Sen. Maria Cantwell (D-Wash.) made it clear that the tax reform proposals would devastate affordable housing production.

Maria Cantwell
Maria Cantwell

“The House and Senate bills severely undermine the means by which we build affordable housing for working-class families in America,” said Cantwell as the conference committee on the tax reform bills began its discussions Wednesday.

When the different proposals are taken together, they would reduce affordable housing production by 50%, she said during her introductory remarks.

Cantwell noted that the low-income housing tax credit (LIHTC) was enacted as part of the 1986 tax reform bill with bipartisan support. “Sen. (Orrin) Hatch and I believe that we should be expanding the affordable tax credit,” she said, referring to the Affordable Housing Credit Improvement Act (S. 548) that the lawmakers introduced in March.

Four Republican and three Democratic co-sponsors of the bill sit on the conference committee.

“Yet, the tax bill before us today goes in the opposite direction, with potentially crippling impact on our nation’s most important program for building and preserving affordable housing,” she said. “Nearly 20 million Americans are in this crisis of affordability. Look at what’s happening now in the states of Texas and Florida as they face the crisis of building after the hurricanes.”

The House bill eliminates private-activity bonds, which account for about half of all the production under the LIHTC program, Cantwell said. If housing bonds are repealed, roughly 800,000 affordable homes would not be built over the next 10 years, according to an analysis by Novogradac & Co.

"I keep hearing justifications for getting rid of the bonds because some people don't like the activities that they support, but tell me which ones of you don't support that for housing," Cantwell said. "If it is the case, preserve the housing credit."

Early reports indicated that bonds will be saved in a final bill. However, key affordable housing industry representatives remained cautious. They were still waiting to see the bill late Wednesday.

"There are positive signs today that private-activity bonds would be included in the proposed conference agreement," said Bob Moss, principal and national director of governmental affairs at CohnReznick. "There is still much to be done by JCT (Joint Committee on Taxation) to score the final agreement, which is scheduled to be released later this week and to be reviewed according to the Byrd rule."

Moss said he expects the Senate will vote first next week, and, if passed. the House will follow.

The Senate bill retains the tax-exemption status for the bonds, but it still includes several provisions that would negatively impact affordable housing. Like the House bill, it lowers the top corporate tax rate to 20%, a move that would reduce the tax benefits associated with the LIHTC and could reduce investment in the program.

Other Democrats on the conference committee criticized the Republican proposals as well as the process. Before the committee began its meeting, there were reports that Republicans had come to an agreement on a consensus tax bill.

“The American people are witnessing a master class in how one political party, relying on secrecy, distortion, and brute force, can muscle an unpopular, deficit-exploding corporate giveaway to passage,” said Ron Wyden (D-Ore.), ranking member of the Senate Finance Committee. “This is the ultimate betrayal of the middle class. It doesn’t give middle-class Americans the tax cuts they deserve now, and it takes away Medicare and Social Security later.

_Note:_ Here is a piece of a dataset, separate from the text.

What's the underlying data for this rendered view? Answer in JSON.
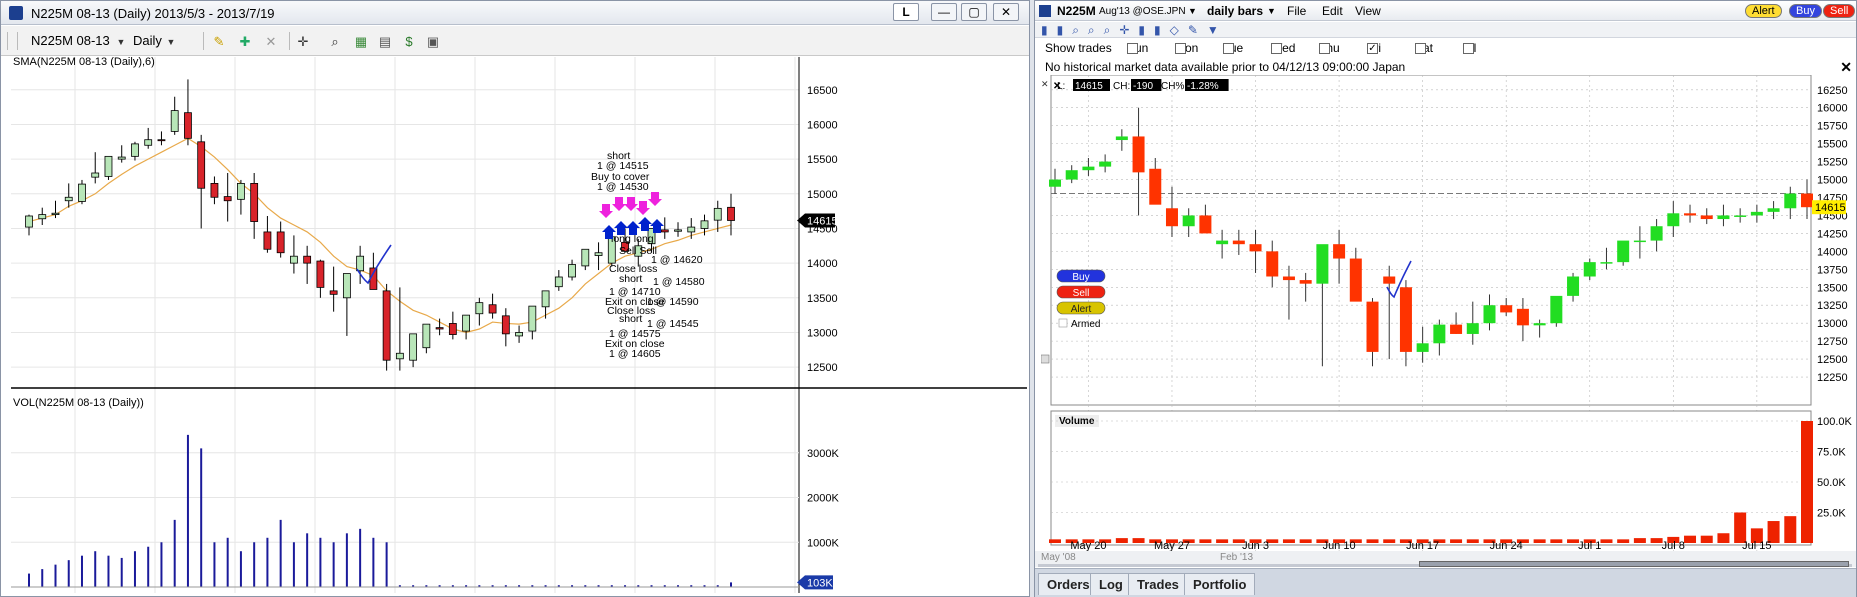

“News just broke that Republicans have reached a final agreement. So let’s understand that what’s happening today is a sham,” Wyden continued. “This is an obvious attempt to lend credibility to a baseless Republican talking point about following regular order. But nobody should mistake this conference for a serious debate—not when Republicans and special-interest lobbyists have already wrapped up the real talks in secret.”

Democrats asked for a delay on a vote on tax reform until Doug Jones, the Democratic senator-elect from Alabama, is sworn in. However, Republicans ignored the request Wednesday.